Dr. José Kormann (Histórias da História)
Historiador
1. Isso começou aqui em São Bento mesmo. Era o terceiro ano do Ensino Médio. As duas últimas aulas de sexta-feira. Todos já só queriam saber de sair, o quanto antes. Havia muitos compromissos sociais a satisfazer. Mas um aluno tímido, quase raquítico, teve a ousadia de pedir mais tarefas, mais matéria a se estudar, e faltou pouco para que fosse agredido. Geralmente bons alunos não são bem vistos por seus colegas medíocres.
O professor o atendeu em particular. E o aluno, ainda mais tímido do que antes desse fato, lhe disse: “Meu pai está morto, minha mãe está num hospício e eu sou bem do interior; trabalho aqui numa fábrica, recebo Salário Mínimo, pago pensão e segundo meus objetivos de vida eu preciso fazer curso superior na Federal - só por ser gratuita”.
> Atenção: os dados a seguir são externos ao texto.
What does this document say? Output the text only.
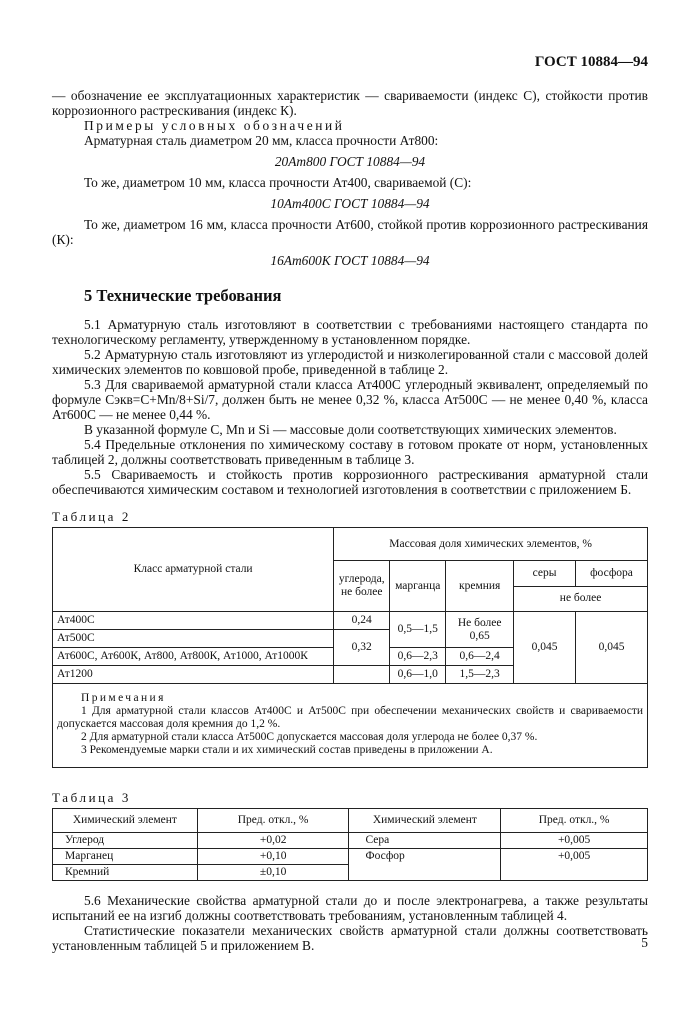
ГОСТ 10884—94

— обозначение ее эксплуатационных характеристик — свариваемости (индекс С), стойкости против коррозионного растрескивания (индекс К).

Примеры условных обозначений

Арматурная сталь диаметром 20 мм, класса прочности Ат800:

20Ат800 ГОСТ 10884—94

То же, диаметром 10 мм, класса прочности Ат400, свариваемой (С):

10Ат400С ГОСТ 10884—94

То же, диаметром 16 мм, класса прочности Ат600, стойкой против коррозионного растрескивания (К):

16Ат600К ГОСТ 10884—94

5 Технические требования

5.1 Арматурную сталь изготовляют в соответствии с требованиями настоящего стандарта по технологическому регламенту, утвержденному в установленном порядке.

5.2 Арматурную сталь изготовляют из углеродистой и низколегированной стали с массовой долей химических элементов по ковшовой пробе, приведенной в таблице 2.

5.3 Для свариваемой арматурной стали класса Ат400С углеродный эквивалент, определяемый по формуле Cэкв=C+Mn/8+Si/7, должен быть не менее 0,32 %, класса Ат500С — не менее 0,40 %, класса Ат600С — не менее 0,44 %.

В указанной формуле С, Mn и Si — массовые доли соответствующих химических элементов.

5.4 Предельные отклонения по химическому составу в готовом прокате от норм, установленных таблицей 2, должны соответствовать приведенным в таблице 3.

5.5 Свариваемость и стойкость против коррозионного растрескивания арматурной стали обеспечиваются химическим составом и технологией изготовления в соответствии с приложением Б.

Таблица 2
Класс арматурной стали	Массовая доля химических элементов, %				
	углерода, не более	марганца	кремния	серы	фосфора
				не более	
Ат400С	0,24	0,5—1,5	Не более 0,65	0,045	0,045
Ат500С	0,32				
Ат600С, Ат600К, Ат800, Ат800К, Ат1000, Ат1000К		0,6—2,3	0,6—2,4		
Ат1200		0,6—1,0	1,5—2,3		

Примечания
1 Для арматурной стали классов Ат400С и Ат500С при обеспечении механических свойств и свариваемости допускается массовая доля кремния до 1,2 %.
2 Для арматурной стали класса Ат500С допускается массовая доля углерода не более 0,37 %.
3 Рекомендуемые марки стали и их химический состав приведены в приложении А.					
Таблица 3
Химический элемент	Пред. откл., %	Химический элемент	Пред. откл., %
Углерод	+0,02	Сера	+0,005
Марганец	+0,10	Фосфор	+0,005
Кремний	±0,10		

5.6 Механические свойства арматурной стали до и после электронагрева, а также результаты испытаний ее на изгиб должны соответствовать требованиям, установленным таблицей 4.

Статистические показатели механических свойств арматурной стали должны соответствовать установленным таблицей 5 и приложением В.	5
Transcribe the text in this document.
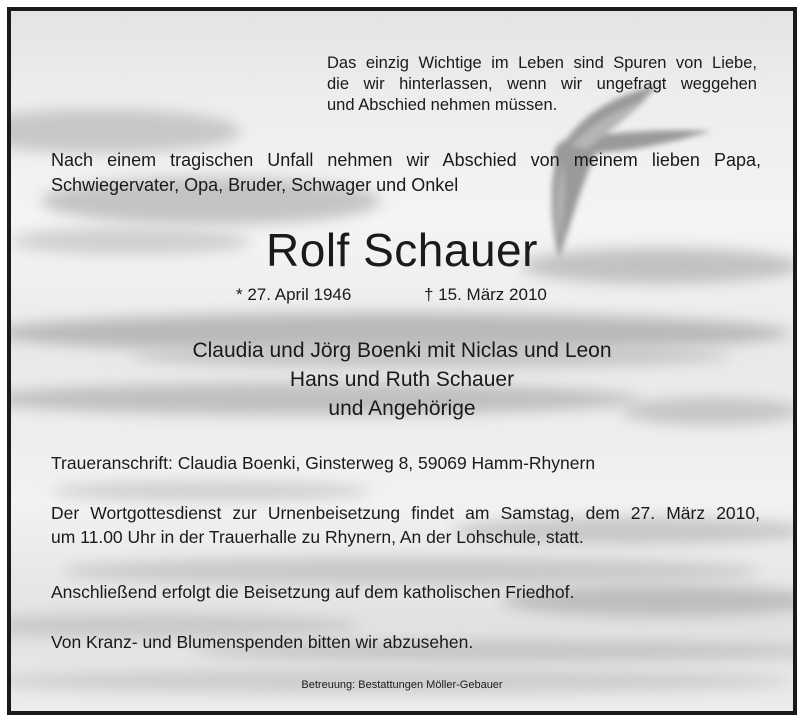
Das einzig Wichtige im Leben sind Spuren von Liebe,
die wir hinterlassen, wenn wir ungefragt weggehen
und Abschied nehmen müssen.

Nach einem tragischen Unfall nehmen wir Abschied von meinem lieben Papa,
Schwiegervater, Opa, Bruder, Schwager und Onkel

Rolf Schauer

* 27. April 1946	† 15. März 2010

Claudia und Jörg Boenki mit Niclas und Leon
Hans und Ruth Schauer
und Angehörige

Traueranschrift: Claudia Boenki, Ginsterweg 8, 59069 Hamm-Rhynern

Der Wortgottesdienst zur Urnenbeisetzung findet am Samstag, dem 27. März 2010,
um 11.00 Uhr in der Trauerhalle zu Rhynern, An der Lohschule, statt.

Anschließend erfolgt die Beisetzung auf dem katholischen Friedhof.

Von Kranz- und Blumenspenden bitten wir abzusehen.

Betreuung: Bestattungen Möller-Gebauer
Em São Bento do Sul então ainda não havia curso superior. Para conseguir uma vaga na Federal, quase todos faziam um curso preparatório ao vestibular. Este aluno pobre não teria quem lhe pagasse o dito curso, mas com a ajuda do professor ele passou e ingressou. Para sobreviver trabalhava ao meio dia, à noite e finais de semana como garçom. É sempre assim: quem tem metas de vida, não vê os espinhos a seus pés, mas as flores no além caminho. Alguns anos depois o professor recebeu uma linda correspondência. Foi lá da Nasa, onde hoje ele está como um dos maiores cientistas. Vários jornais já publicaram sua biografia.
2. Psicóloga Clarice Leal contou um caso muito singular: havia, por aí, um casal cujo marido fazia a faculdade de Direito. Sua esposa trabalhava só por ele. Ela lavava roupas, costurava, fazia bordados, crochê, tricô e tudo o que ela podia fazer. Ajuntava o dinheiro e o dava, todo, ao marido – só para que ele ficasse advogado. Era ele todo o orgulho dela. E, na palestra, Clarice Leal disse: “Este ano é a formatura dele, mas quem vai dançar a valsa da formatura já é outra e não mais a sua primeira esposa”. Uma professora, presente à palestra, gritou alto: “Eu mataria este porco ingrato e traidor”. E a Clarice Leal retrucou: “Ele errou, mas vamos falar do erro dela: quando se constrói um prédio ele é ladeado de andaimes. Quando a construção está pronta, tiram o andaime e jogam-no fora. Assim há pessoas que têm um verdadeiro complexo de andaime: trabalham e só trabalham para os outros e depois são inutilizadas”. É preciso não se esquecer de si: mas amar ao próximo com a si mesmo.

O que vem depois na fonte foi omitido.